In the above example, you only need to use parentheses to select a combination of words between the Chapter and Section. To prevent matches to be saved for future use, before the regular expression pattern is placed in parentheses?:. The following modification provides the same capability without saving the child matches:

/^(?:Chapter|Section) [1-9][0-9]{0,1}$/

In addition:? Exon character, the other two are non-capturing metacharacters create something called "lookahead" match. Forward lookahead use? = Specified, it matches in brackets match the regular expression pattern of the starting point of the search string. Reverse lookahead use?! Specified, it matches in the regular expression pattern does not match the string starting search string.

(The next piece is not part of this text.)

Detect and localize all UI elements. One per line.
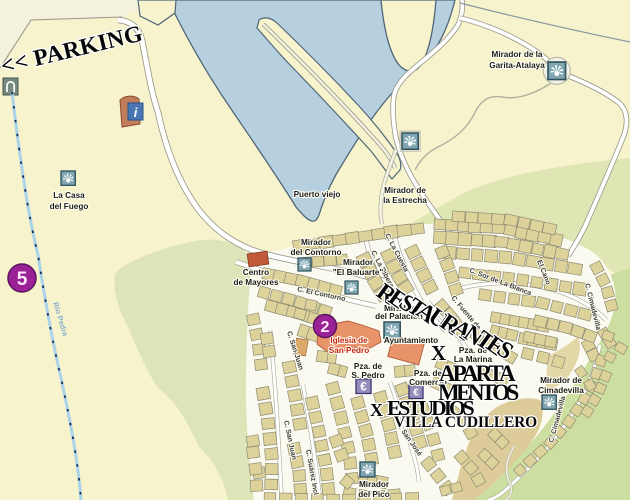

For example, suppose you have a document that contains links to Windows 3.1, Windows 95, Windows 98 and Windows NT references of. Assume further that you need to update the document will point to Windows 95, Windows 98 and Windows NT all the references changed to Windows 2000. The following regular expression (this is the first example of a forward prediction) match Windows 95, Windows 98 and Windows NT:

/Windows(?=95 |98 |NT )/

Find a match, the match will immediately search for the next match at the text (not including lookahead characters) after. For example, if the above expression matched Windows 98, will instead continue the search after 98 after Windows.

Other examples

Here are some examples of regular expressions:

正则表达式 描述
/\b([a-z]+) \1\b/gi 一个单词连续出现的位置。
/(\w+):\/\/([^/:]+)(:\d*)?([^# ]*)/ 将一个URL解析为协议、域、端口及相对路径。
/^(?:Chapter|Section) [1-9][0-9]{0,1}$/ 定位章节的位置。
/[-a-z]/ a至z共26个字母再加一个-号。
/ter\b/ 可匹配chapter,而不能匹配terminal。
/\Bapt/ 可匹配chapter,而不能匹配aptitude。
/Windows(?=95 |98 |NT )/ 可匹配Windows95或Windows98或WindowsNT,当找到一个匹配后,从Windows后面开始进行下一次的检索匹配。
/^\s*$/ 匹配空行。
/\d{2}-\d{5}/ 验证由两位数字、一个连字符再加 5 位数字组成的 ID 号。
/<\s*(\S+)(\s[^>]*)?>[\s\S]*<\s*\/\1\s*>/ 匹配 HTML 标记。